彼女が、かつて朝野に対して抱いていた憧れや葛藤を、今度は教える側として自ら味わうことになる構図が非常にリアルだった。
良かれと思って並走しているつもりが、いつの間にか過干渉になり、相手の主体性を奪いかけてしまうというのは、リーダーや中堅のポジションを経験した人間ならば耳が痛いところだ。
そんな奈未を静かに見守る朝野の変化に成長とともに物語の歴史の重みを感じさせられた。

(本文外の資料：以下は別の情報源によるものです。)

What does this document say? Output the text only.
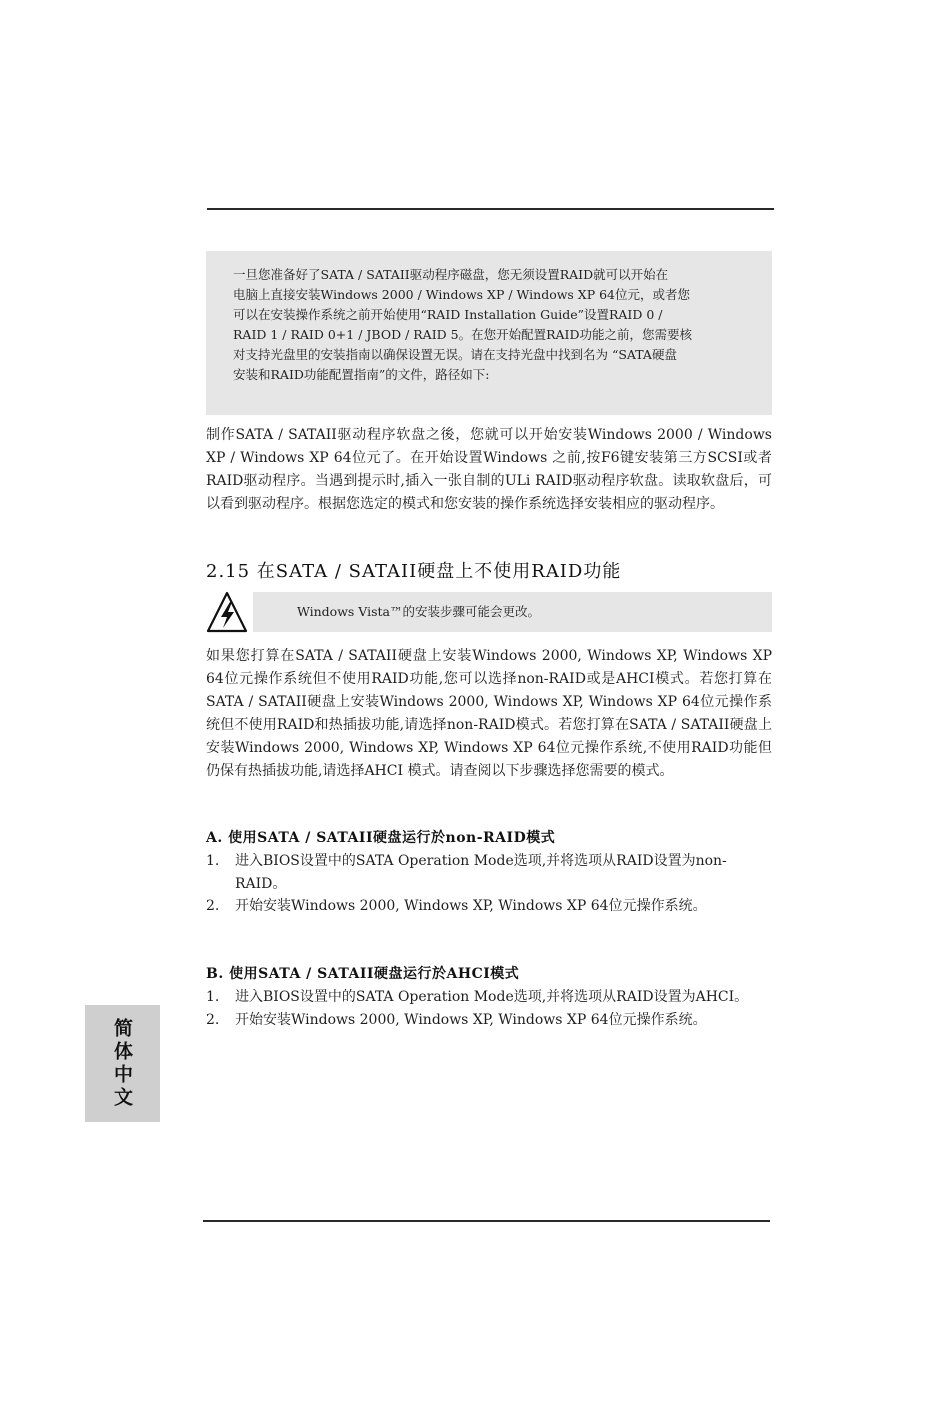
一旦您准备好了SATA / SATAII驱动程序磁盘，您无须设置RAID就可以开始在

电脑上直接安装Windows 2000 / Windows XP / Windows XP 64位元，或者您

可以在安装操作系统之前开始使用“RAID Installation Guide”设置RAID 0 /

RAID 1 / RAID 0+1 / JBOD / RAID 5。在您开始配置RAID功能之前，您需要核

对支持光盘里的安装指南以确保设置无误。请在支持光盘中找到名为 “SATA硬盘

安装和RAID功能配置指南”的文件，路径如下:

制作SATA / SATAII驱动程序软盘之後，您就可以开始安装Windows 2000 / Windows XP / Windows XP 64位元了。在开始设置Windows 之前,按F6键安装第三方SCSI或者RAID驱动程序。当遇到提示时,插入一张自制的ULi RAID驱动程序软盘。读取软盘后，可以看到驱动程序。根据您选定的模式和您安装的操作系统选择安装相应的驱动程序。

2.15 在SATA / SATAII硬盘上不使用RAID功能
Windows Vista™的安装步骤可能会更改。

如果您打算在SATA / SATAII硬盘上安装Windows 2000, Windows XP, Windows XP 64位元操作系统但不使用RAID功能,您可以选择non-RAID或是AHCI模式。若您打算在SATA / SATAII硬盘上安装Windows 2000, Windows XP, Windows XP 64位元操作系统但不使用RAID和热插拔功能,请选择non-RAID模式。若您打算在SATA / SATAII硬盘上安装Windows 2000, Windows XP, Windows XP 64位元操作系统,不使用RAID功能但仍保有热插拔功能,请选择AHCI 模式。请查阅以下步骤选择您需要的模式。

A. 使用SATA / SATAII硬盘运行於non-RAID模式
1. 进入BIOS设置中的SATA Operation Mode选项,并将选项从RAID设置为non-RAID。
2. 开始安装Windows 2000, Windows XP, Windows XP 64位元操作系统。
B. 使用SATA / SATAII硬盘运行於AHCI模式
1. 进入BIOS设置中的SATA Operation Mode选项,并将选项从RAID设置为AHCI。
2. 开始安装Windows 2000, Windows XP, Windows XP 64位元操作系统。
简体中文
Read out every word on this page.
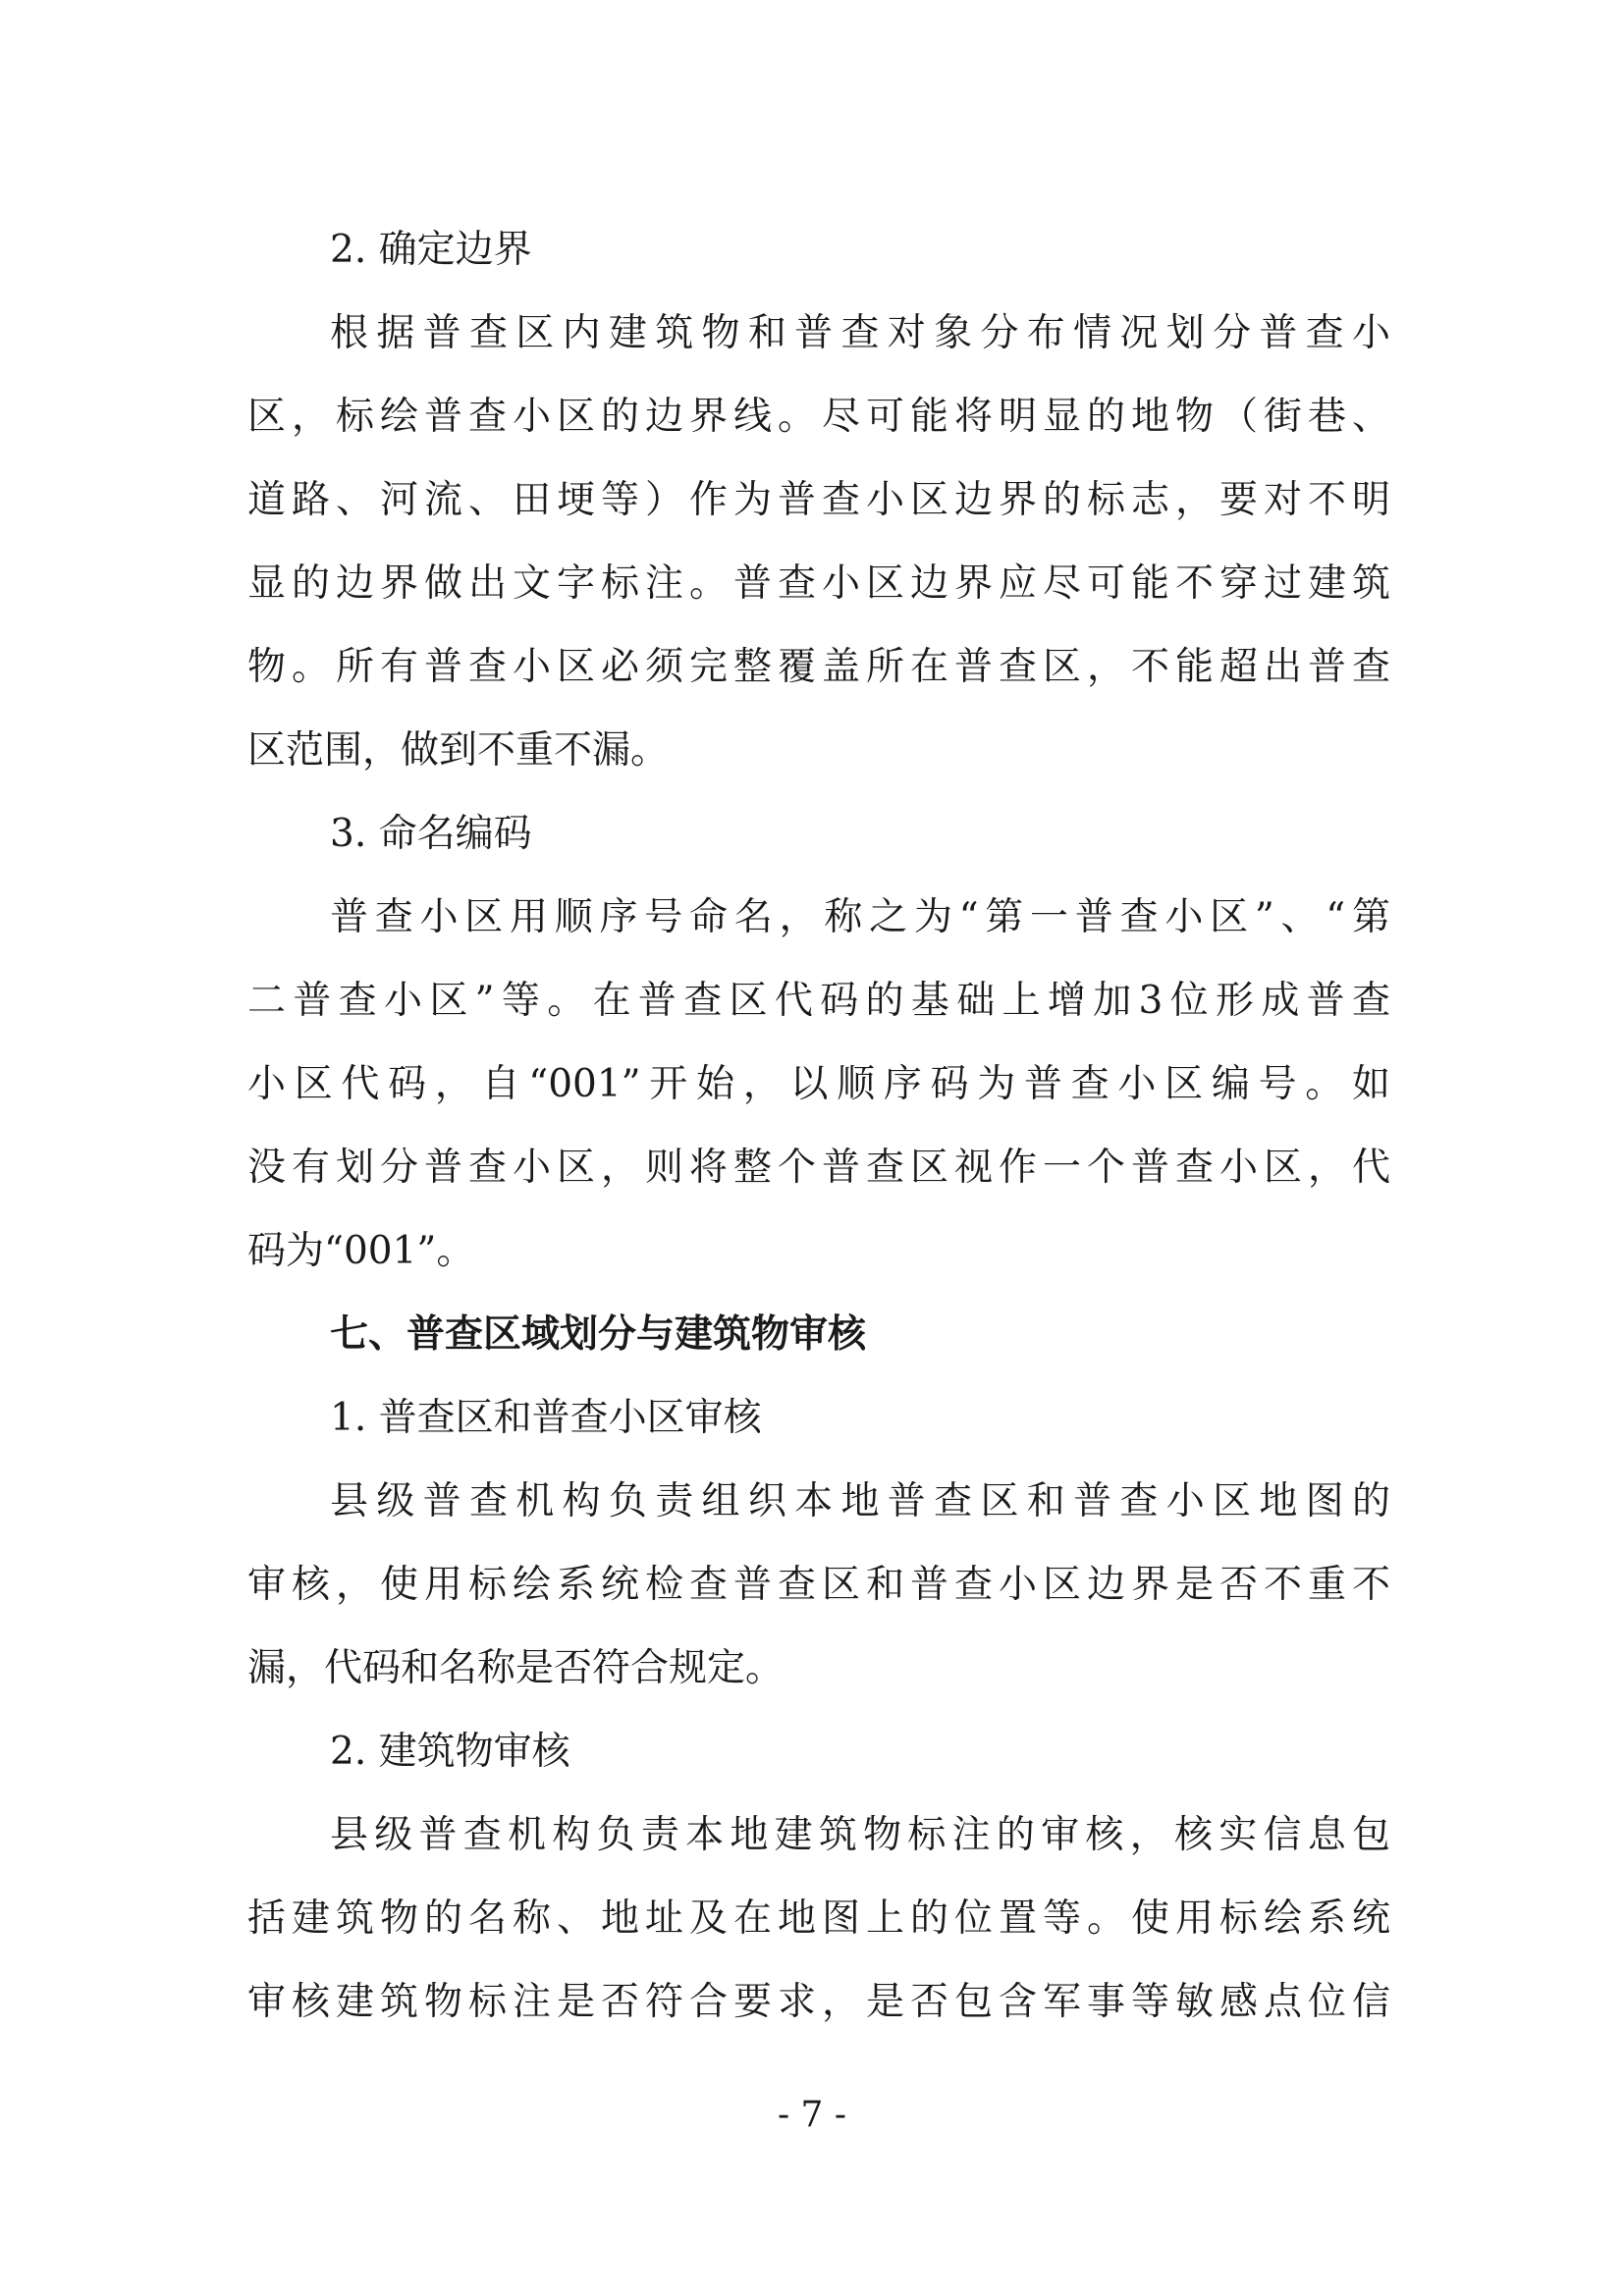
2. 确定边界
根据普查区内建筑物和普查对象分布情况划分普查小
区，标绘普查小区的边界线。尽可能将明显的地物（街巷、
道路、河流、田埂等）作为普查小区边界的标志，要对不明
显的边界做出文字标注。普查小区边界应尽可能不穿过建筑
物。所有普查小区必须完整覆盖所在普查区，不能超出普查
区范围，做到不重不漏。
3. 命名编码
普查小区用顺序号命名，称之为“第一普查小区”、“第
二普查小区”等。在普查区代码的基础上增加3位形成普查
小区代码，自“001”开始，以顺序码为普查小区编号。如
没有划分普查小区，则将整个普查区视作一个普查小区，代
码为“001”。
七、普查区域划分与建筑物审核
1. 普查区和普查小区审核
县级普查机构负责组织本地普查区和普查小区地图的
审核，使用标绘系统检查普查区和普查小区边界是否不重不
漏，代码和名称是否符合规定。
2. 建筑物审核
县级普查机构负责本地建筑物标注的审核，核实信息包
括建筑物的名称、地址及在地图上的位置等。使用标绘系统
审核建筑物标注是否符合要求，是否包含军事等敏感点位信
- 7 -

今話、もっとも印象に残ったのは瑠夏の「夢は役に立つか立たないかで見るものじゃない」という言葉。損得勘定ではなく「好きだから」という熱量こそが原動力になっているのだと思う。
効率や成果を求められる現代だからこそ、とても心に響いた。
ラストで宇宙サバ缶が候補に選ばれた瞬間は、やっとここまで来たかと思いと長い年月をかけて挑戦してことが報われてうるっと来てしまった。